As Julius Caesar was fond of saying, don’t let the bastards get you down. Keep your work moving. And keep up the good work!

P.S.: Don’t forget — long-time reader and FAAB (Friend of Author! Author! Blog) Brian Mercer will be talking about his book, MASTERING ASTRAL PROJECTION on the radio show, The Darkness on the Edge of Town. The radio show will air THIS Sunday at 10 PM Central Standard Time at 1470 AM (for those of you in the greater Minneapolis area) or streaming live via the show’s website.

4 Replies to “Form-letter rejections revisited”

  1. Whether a form letter or a personalized rejection, it means that one has queried and or submitted! That you have means you are working at it! You won’t get any rejection letters if you don’t send out the query letters and the submission packages. But then you’ll never gain representation.
    According to one agent’s blog that I read, it was indicated that sometimes a slightly humorous tone could work wonders in a query letter. I am tempted to send one requesting a rejection letter as I am collecting them, but offering that I also am seeking representation should the addressed agent not be in the mood to send out another rejection slip.
    I suppose I would have to learn a little bit about an agent and his/her quirks and personality before trying such. It just might be fun to see what sort of reaction it got.
    While I am serious about my writing and eventually being published, I also see the industry and its peculiarities as a game. I’ll play by the rules, but if I can bend them to my advantage, why not?

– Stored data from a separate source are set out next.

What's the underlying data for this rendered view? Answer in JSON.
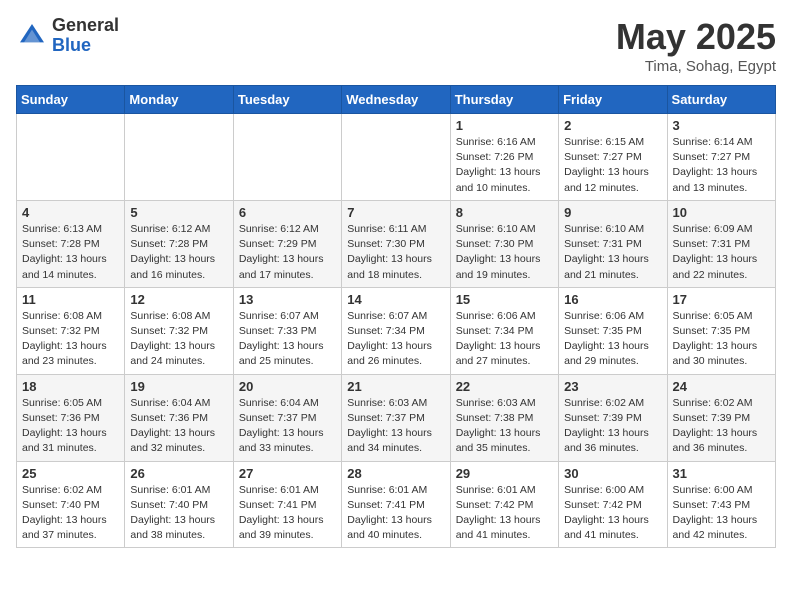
{
  "header": {
    "logo_general": "General",
    "logo_blue": "Blue",
    "month_title": "May 2025",
    "location": "Tima, Sohag, Egypt"
  },
  "weekdays": [
    "Sunday",
    "Monday",
    "Tuesday",
    "Wednesday",
    "Thursday",
    "Friday",
    "Saturday"
  ],
  "weeks": [
    [
      {
        "day": "",
        "info": ""
      },
      {
        "day": "",
        "info": ""
      },
      {
        "day": "",
        "info": ""
      },
      {
        "day": "",
        "info": ""
      },
      {
        "day": "1",
        "info": "Sunrise: 6:16 AM\nSunset: 7:26 PM\nDaylight: 13 hours\nand 10 minutes."
      },
      {
        "day": "2",
        "info": "Sunrise: 6:15 AM\nSunset: 7:27 PM\nDaylight: 13 hours\nand 12 minutes."
      },
      {
        "day": "3",
        "info": "Sunrise: 6:14 AM\nSunset: 7:27 PM\nDaylight: 13 hours\nand 13 minutes."
      }
    ],
    [
      {
        "day": "4",
        "info": "Sunrise: 6:13 AM\nSunset: 7:28 PM\nDaylight: 13 hours\nand 14 minutes."
      },
      {
        "day": "5",
        "info": "Sunrise: 6:12 AM\nSunset: 7:28 PM\nDaylight: 13 hours\nand 16 minutes."
      },
      {
        "day": "6",
        "info": "Sunrise: 6:12 AM\nSunset: 7:29 PM\nDaylight: 13 hours\nand 17 minutes."
      },
      {
        "day": "7",
        "info": "Sunrise: 6:11 AM\nSunset: 7:30 PM\nDaylight: 13 hours\nand 18 minutes."
      },
      {
        "day": "8",
        "info": "Sunrise: 6:10 AM\nSunset: 7:30 PM\nDaylight: 13 hours\nand 19 minutes."
      },
      {
        "day": "9",
        "info": "Sunrise: 6:10 AM\nSunset: 7:31 PM\nDaylight: 13 hours\nand 21 minutes."
      },
      {
        "day": "10",
        "info": "Sunrise: 6:09 AM\nSunset: 7:31 PM\nDaylight: 13 hours\nand 22 minutes."
      }
    ],
    [
      {
        "day": "11",
        "info": "Sunrise: 6:08 AM\nSunset: 7:32 PM\nDaylight: 13 hours\nand 23 minutes."
      },
      {
        "day": "12",
        "info": "Sunrise: 6:08 AM\nSunset: 7:32 PM\nDaylight: 13 hours\nand 24 minutes."
      },
      {
        "day": "13",
        "info": "Sunrise: 6:07 AM\nSunset: 7:33 PM\nDaylight: 13 hours\nand 25 minutes."
      },
      {
        "day": "14",
        "info": "Sunrise: 6:07 AM\nSunset: 7:34 PM\nDaylight: 13 hours\nand 26 minutes."
      },
      {
        "day": "15",
        "info": "Sunrise: 6:06 AM\nSunset: 7:34 PM\nDaylight: 13 hours\nand 27 minutes."
      },
      {
        "day": "16",
        "info": "Sunrise: 6:06 AM\nSunset: 7:35 PM\nDaylight: 13 hours\nand 29 minutes."
      },
      {
        "day": "17",
        "info": "Sunrise: 6:05 AM\nSunset: 7:35 PM\nDaylight: 13 hours\nand 30 minutes."
      }
    ],
    [
      {
        "day": "18",
        "info": "Sunrise: 6:05 AM\nSunset: 7:36 PM\nDaylight: 13 hours\nand 31 minutes."
      },
      {
        "day": "19",
        "info": "Sunrise: 6:04 AM\nSunset: 7:36 PM\nDaylight: 13 hours\nand 32 minutes."
      },
      {
        "day": "20",
        "info": "Sunrise: 6:04 AM\nSunset: 7:37 PM\nDaylight: 13 hours\nand 33 minutes."
      },
      {
        "day": "21",
        "info": "Sunrise: 6:03 AM\nSunset: 7:37 PM\nDaylight: 13 hours\nand 34 minutes."
      },
      {
        "day": "22",
        "info": "Sunrise: 6:03 AM\nSunset: 7:38 PM\nDaylight: 13 hours\nand 35 minutes."
      },
      {
        "day": "23",
        "info": "Sunrise: 6:02 AM\nSunset: 7:39 PM\nDaylight: 13 hours\nand 36 minutes."
      },
      {
        "day": "24",
        "info": "Sunrise: 6:02 AM\nSunset: 7:39 PM\nDaylight: 13 hours\nand 36 minutes."
      }
    ],
    [
      {
        "day": "25",
        "info": "Sunrise: 6:02 AM\nSunset: 7:40 PM\nDaylight: 13 hours\nand 37 minutes."
      },
      {
        "day": "26",
        "info": "Sunrise: 6:01 AM\nSunset: 7:40 PM\nDaylight: 13 hours\nand 38 minutes."
      },
      {
        "day": "27",
        "info": "Sunrise: 6:01 AM\nSunset: 7:41 PM\nDaylight: 13 hours\nand 39 minutes."
      },
      {
        "day": "28",
        "info": "Sunrise: 6:01 AM\nSunset: 7:41 PM\nDaylight: 13 hours\nand 40 minutes."
      },
      {
        "day": "29",
        "info": "Sunrise: 6:01 AM\nSunset: 7:42 PM\nDaylight: 13 hours\nand 41 minutes."
      },
      {
        "day": "30",
        "info": "Sunrise: 6:00 AM\nSunset: 7:42 PM\nDaylight: 13 hours\nand 41 minutes."
      },
      {
        "day": "31",
        "info": "Sunrise: 6:00 AM\nSunset: 7:43 PM\nDaylight: 13 hours\nand 42 minutes."
      }
    ]
  ]
}
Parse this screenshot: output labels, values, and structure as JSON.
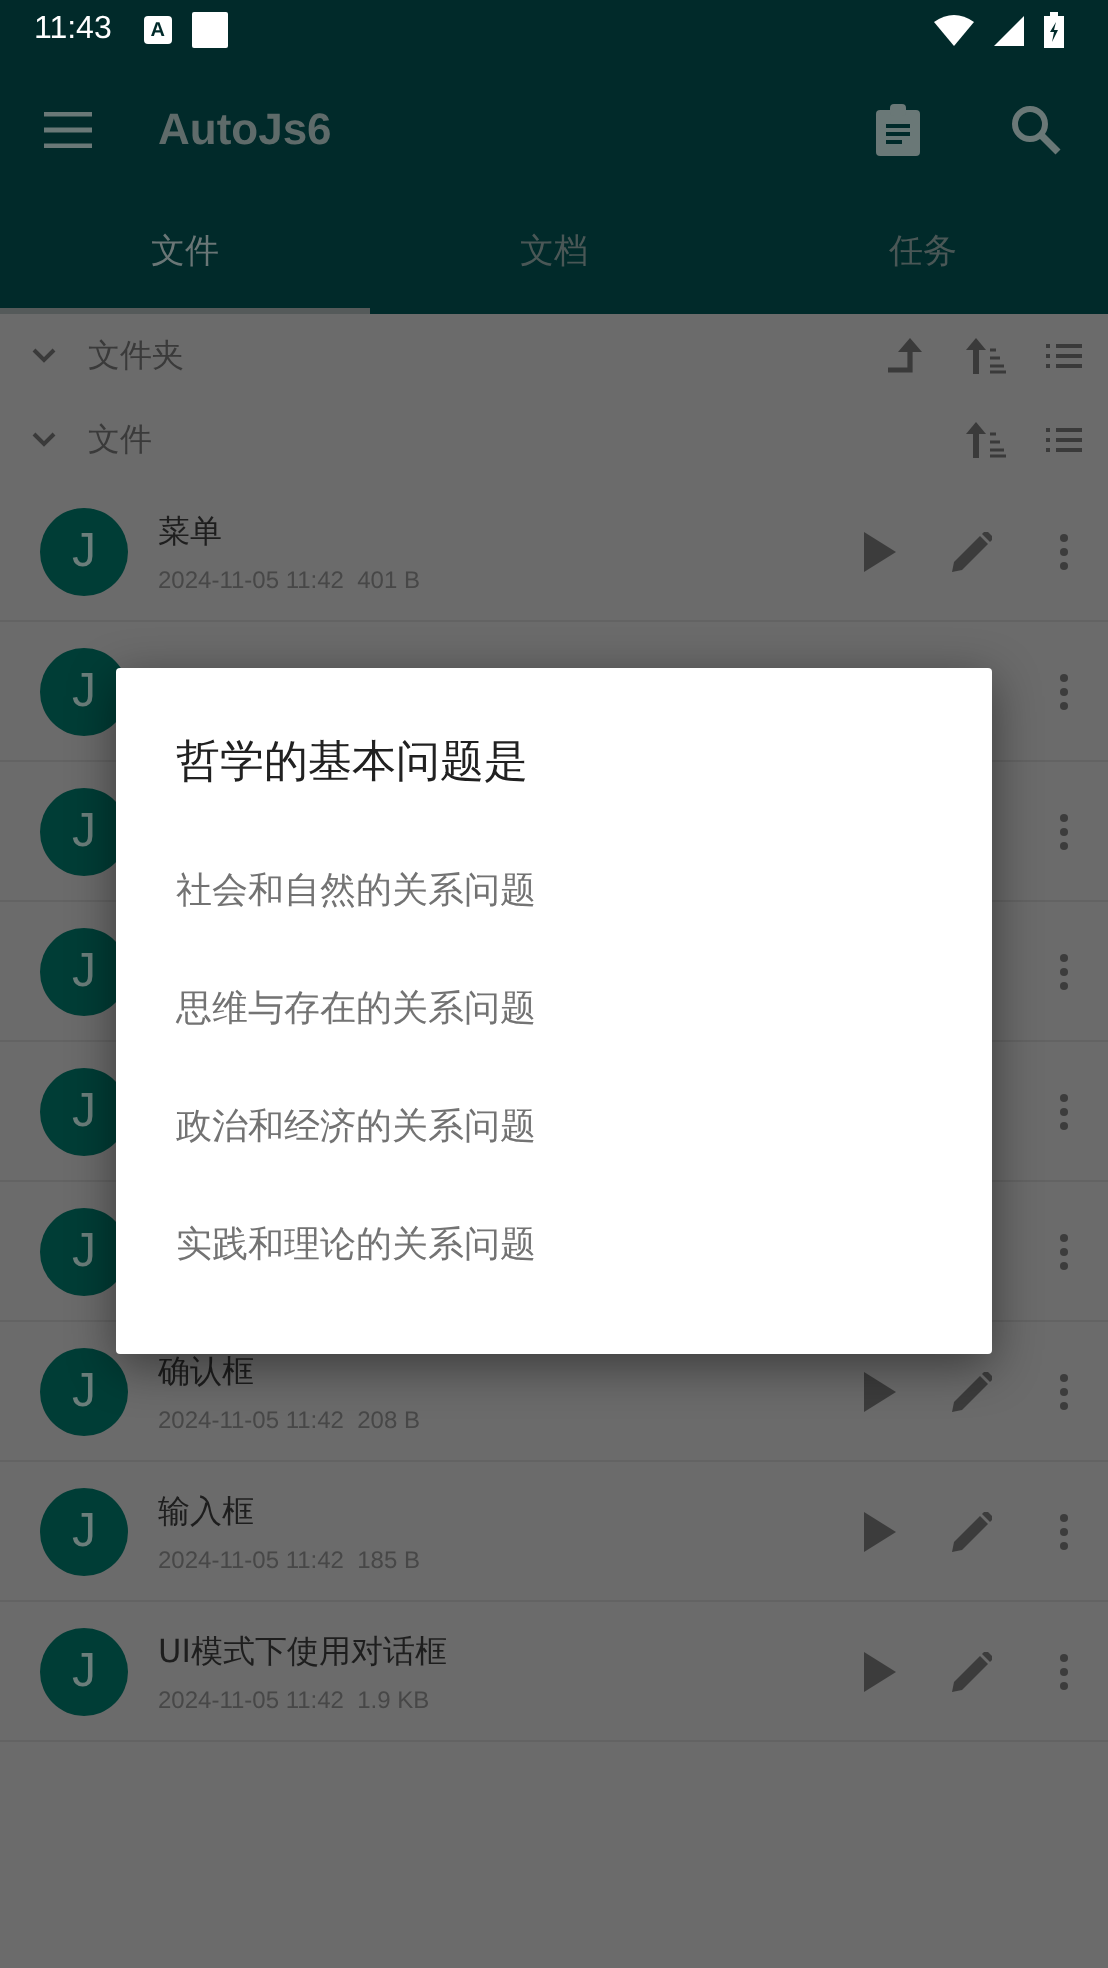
{
  "status_bar": {
    "time": "11:43",
    "notification_letter": "A"
  },
  "toolbar": {
    "title": "AutoJs6"
  },
  "tabs": [
    {
      "label": "文件",
      "selected": true
    },
    {
      "label": "文档",
      "selected": false
    },
    {
      "label": "任务",
      "selected": false
    }
  ],
  "sections": [
    {
      "title": "文件夹",
      "kind": "folders"
    },
    {
      "title": "文件",
      "kind": "files"
    }
  ],
  "rows": [
    {
      "avatar": "J",
      "title": "菜单",
      "meta": "2024-11-05 11:42  401 B"
    },
    {
      "avatar": "J"
    },
    {
      "avatar": "J"
    },
    {
      "avatar": "J"
    },
    {
      "avatar": "J"
    },
    {
      "avatar": "J"
    },
    {
      "avatar": "J",
      "title": "确认框",
      "meta": "2024-11-05 11:42  208 B"
    },
    {
      "avatar": "J",
      "title": "输入框",
      "meta": "2024-11-05 11:42  185 B"
    },
    {
      "avatar": "J",
      "title": "UI模式下使用对话框",
      "meta": "2024-11-05 11:42  1.9 KB"
    }
  ],
  "dialog": {
    "title": "哲学的基本问题是",
    "options": [
      "社会和自然的关系问题",
      "思维与存在的关系问题",
      "政治和经济的关系问题",
      "实践和理论的关系问题"
    ]
  }
}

    1. I love the idea of introducing yourself as a rejection collector…but oh, the success of that strategy would depend upon the mood of whoever happens to be screening queries that day!

      It is very true, though, that few queries are genuinely funny.

  2. Hi, Anne. I’m so enjoying your blog. I’ve been here for about an hour and a half reading posts (and yes, thanks, I should’ve been writing all that time!). What fantastic advice and information; it’s like I’ve stumbled on an ore of great stuff after slogging through other blogs futilely for months.

    Keep up the great work, and I’ll be here regularly, catching up on past posts and sponging up all this fantastic knowledge!

    On a side note, I’m so sorry to hear in your older post about the friend who took advantage of your kindness… the one whose blog link you removed. It seems inconceivable that someone could be so inconsiderate and selfish. Amazing. Some folks just don’t understand the value of certain gifts. Thank you for gifting us with your experience. Okay, I’ve hit the Rambling Zone… Abort!

    – Nate

    1. Glad to have you here, Nate! Sorry it took a little while for your comment to post — the first time someone submits a comment, I have to approve it manually. (You wouldn’t BELIEVE the amount of spam comments submitted.) But from here on out, yours should post right away.

      Thanks for your sympathy — I had second thoughts later about posting about that incident, because after all, she is a good writer and I don’t want to harm her career. But this sort of thing happens to agented writers all the time, so I decided to keep it, as a heads-up.